© McCord Museum
Inuit: Kivalliq Inuit (Qaernermiut)
1987, 20th century
Caribou fur, natural and synthetic sinew, cotton cord
99 x 128 cm
Purchased from Mrs. Jill Oakes
© McCord Museum
Keys to History:
This contemporary parka has some features that differ from the traditional and contemporary styles of the Kivalliq (Copper Inuit) and are more akin to their neighbours the Kilusiktormiut. The Inuit, formerly a nomadic people, have settled for some decades in communities throughout the Arctic. Hunting and trapping continues to be central to their subsistence activities, alongside the wage economy. Living and working in heated homes and offices has eliminated the need to wear fur clothing indoors. In winter, however, individuals who expect to be out on the land for long periods hunting, conducting scientific research or when the weather deteriorates will don fur clothing either in two layers or in combination with fabric apparel on the inside.
Although outsiders brought new goods such as duffle or ready-made garb, these items brought about no lasting change to the traditional principles of clothing construction used across the Arctic. Seamstresses, knowing the superiority of their clothing to fulfil their requirements, selected those features of southerners' apparel that suited their purposes. The greatest influences on styles today seem to come from exchanges between Inuit groups and from visiting Inuit families who introduce their own clothing styles and methods to other groups.

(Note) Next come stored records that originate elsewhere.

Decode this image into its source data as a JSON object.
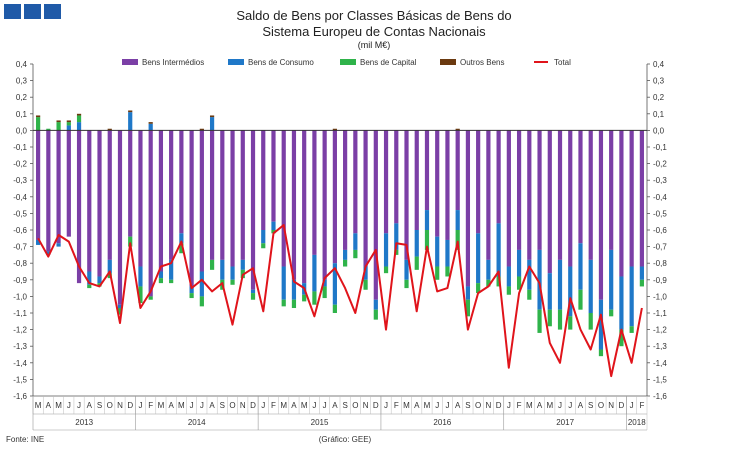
{
  "header": {
    "title_line1": "Saldo de Bens por Classes Básicas de Bens do",
    "title_line2": "Sistema Europeu de Contas Nacionais",
    "unit": "(mil M€)"
  },
  "footer": {
    "source": "Fonte: INE",
    "credit": "(Gráfico: GEE)"
  },
  "colors": {
    "intermedios": "#7b3fa6",
    "consumo": "#1f78c8",
    "capital": "#2fb34a",
    "outros": "#6b3a10",
    "total": "#e0141b",
    "logo": "#1f5aa8"
  },
  "chart_data": {
    "type": "bar",
    "stacked": true,
    "yticks": [
      "0,4",
      "0,3",
      "0,2",
      "0,1",
      "0,0",
      "-0,1",
      "-0,2",
      "-0,3",
      "-0,4",
      "-0,5",
      "-0,6",
      "-0,7",
      "-0,8",
      "-0,9",
      "-1,0",
      "-1,1",
      "-1,2",
      "-1,3",
      "-1,4",
      "-1,5",
      "-1,6"
    ],
    "ylim": [
      -1.6,
      0.4
    ],
    "legend_position": "top",
    "categories": [
      "M",
      "A",
      "M",
      "J",
      "J",
      "A",
      "S",
      "O",
      "N",
      "D",
      "J",
      "F",
      "M",
      "A",
      "M",
      "J",
      "J",
      "A",
      "S",
      "O",
      "N",
      "D",
      "J",
      "F",
      "M",
      "A",
      "M",
      "J",
      "J",
      "A",
      "S",
      "O",
      "N",
      "D",
      "J",
      "F",
      "M",
      "A",
      "M",
      "J",
      "J",
      "A",
      "S",
      "O",
      "N",
      "D",
      "J",
      "F",
      "M",
      "A",
      "M",
      "J",
      "J",
      "A",
      "S",
      "O",
      "N",
      "D",
      "J",
      "F"
    ],
    "year_labels": [
      {
        "label": "2013",
        "start": 0,
        "end": 10
      },
      {
        "label": "2014",
        "start": 10,
        "end": 22
      },
      {
        "label": "2015",
        "start": 22,
        "end": 34
      },
      {
        "label": "2016",
        "start": 34,
        "end": 46
      },
      {
        "label": "2017",
        "start": 46,
        "end": 58
      },
      {
        "label": "2018",
        "start": 58,
        "end": 60
      }
    ],
    "series": [
      {
        "name": "Bens Intermédios",
        "type": "bar",
        "values": [
          -0.66,
          -0.73,
          -0.68,
          -0.64,
          -0.92,
          -0.85,
          -0.88,
          -0.78,
          -1.05,
          -0.64,
          -0.82,
          -1.0,
          -0.85,
          -0.78,
          -0.62,
          -0.94,
          -0.85,
          -0.78,
          -0.78,
          -0.82,
          -0.78,
          -0.96,
          -0.6,
          -0.55,
          -0.82,
          -0.9,
          -0.92,
          -0.75,
          -0.9,
          -0.8,
          -0.72,
          -0.62,
          -0.82,
          -1.02,
          -0.62,
          -0.56,
          -0.78,
          -0.6,
          -0.48,
          -0.64,
          -0.66,
          -0.48,
          -0.94,
          -0.62,
          -0.78,
          -0.56,
          -0.82,
          -0.72,
          -0.78,
          -0.72,
          -0.86,
          -0.78,
          -0.82,
          -0.68,
          -0.78,
          -1.02,
          -0.72,
          -0.88,
          -0.82,
          -0.82
        ]
      },
      {
        "name": "Bens de Consumo",
        "type": "bar",
        "values": [
          -0.03,
          -0.02,
          -0.02,
          0.03,
          0.05,
          -0.08,
          -0.04,
          -0.08,
          -0.02,
          0.11,
          -0.12,
          0.04,
          -0.04,
          -0.12,
          -0.06,
          -0.04,
          -0.15,
          0.08,
          -0.12,
          -0.08,
          -0.06,
          -0.02,
          -0.08,
          -0.05,
          -0.2,
          -0.12,
          -0.07,
          -0.22,
          -0.04,
          -0.25,
          -0.06,
          -0.1,
          -0.08,
          -0.06,
          -0.2,
          -0.16,
          -0.12,
          -0.16,
          -0.12,
          -0.18,
          -0.16,
          -0.12,
          -0.08,
          -0.3,
          -0.12,
          -0.32,
          -0.12,
          -0.16,
          -0.18,
          -0.36,
          -0.22,
          -0.3,
          -0.3,
          -0.28,
          -0.32,
          -0.3,
          -0.36,
          -0.32,
          -0.36,
          -0.08
        ]
      },
      {
        "name": "Bens de Capital",
        "type": "bar",
        "values": [
          0.08,
          0.01,
          0.05,
          0.02,
          0.04,
          -0.02,
          -0.02,
          -0.03,
          -0.04,
          -0.06,
          -0.1,
          -0.02,
          -0.03,
          -0.02,
          -0.06,
          -0.03,
          -0.06,
          -0.06,
          -0.06,
          -0.03,
          -0.05,
          -0.04,
          -0.03,
          -0.02,
          -0.04,
          -0.05,
          -0.04,
          -0.08,
          -0.07,
          -0.05,
          -0.04,
          -0.05,
          -0.06,
          -0.06,
          -0.04,
          -0.03,
          -0.05,
          -0.08,
          -0.12,
          -0.08,
          -0.06,
          -0.12,
          -0.1,
          -0.06,
          -0.04,
          -0.06,
          -0.05,
          -0.08,
          -0.06,
          -0.14,
          -0.1,
          -0.12,
          -0.08,
          -0.12,
          -0.1,
          -0.04,
          -0.04,
          -0.1,
          -0.04,
          -0.04
        ]
      },
      {
        "name": "Outros Bens",
        "type": "bar",
        "values": [
          0.01,
          0.0,
          0.01,
          0.01,
          0.01,
          0.0,
          0.0,
          0.01,
          0.0,
          0.01,
          0.0,
          0.01,
          0.0,
          0.0,
          0.0,
          0.0,
          0.01,
          0.01,
          0.0,
          0.0,
          0.0,
          0.0,
          0.0,
          0.0,
          0.0,
          0.0,
          0.0,
          0.0,
          0.0,
          0.01,
          0.0,
          0.0,
          0.0,
          0.0,
          0.0,
          0.0,
          0.0,
          0.0,
          0.0,
          0.0,
          0.0,
          0.01,
          0.0,
          0.0,
          0.0,
          0.0,
          0.0,
          0.0,
          0.0,
          0.0,
          0.0,
          0.0,
          0.0,
          0.0,
          0.0,
          0.0,
          0.0,
          0.0,
          0.0,
          0.0
        ]
      },
      {
        "name": "Total",
        "type": "line",
        "values": [
          -0.65,
          -0.76,
          -0.63,
          -0.67,
          -0.82,
          -0.92,
          -0.94,
          -0.85,
          -1.16,
          -0.68,
          -1.07,
          -0.97,
          -0.82,
          -0.8,
          -0.67,
          -0.95,
          -0.9,
          -0.97,
          -0.92,
          -1.17,
          -0.87,
          -0.83,
          -1.09,
          -0.62,
          -0.57,
          -0.91,
          -0.95,
          -1.12,
          -0.89,
          -0.83,
          -0.95,
          -1.1,
          -0.82,
          -0.72,
          -1.2,
          -0.68,
          -0.69,
          -1.09,
          -0.7,
          -0.97,
          -0.95,
          -0.67,
          -1.2,
          -0.98,
          -0.94,
          -0.85,
          -1.43,
          -0.98,
          -0.82,
          -0.92,
          -1.28,
          -1.4,
          -1.01,
          -1.2,
          -1.32,
          -1.11,
          -1.48,
          -1.2,
          -1.4,
          -1.07
        ]
      }
    ]
  }
}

This qulittuq (man's parka) for winter wear is made from thick caribou skins gathered in the fall and is hand-sewn with sinew. The pattern is contemporary and differs from the traditional style in some minor ways; for example, it no longer has the long narrow akuq (tail) or the many-pieced hood and sleeves. The appearance of this qulittuq is one of luxurious elegance.
This parka, and matching trousers and mittens (not shown), originates with two groups of the Kivalliq: the Pallirmiut, who live around Arviat (Eskimo Point), and the Qaernermiut, who live inland in the vicinity of Qamanittuaq (Baker Lake).
The parka, as well as a matching pair of trousers and mittens that are not shown, was sewn in about 1987.
The qulittuq was made by May Haqpi of Qamanittuaq. This parka belongs to an outfit that includes trousers, made by Pipitu Kurok of Kangiqliniq, and mittens, sewn by Ulayok Kaviok of Arviat.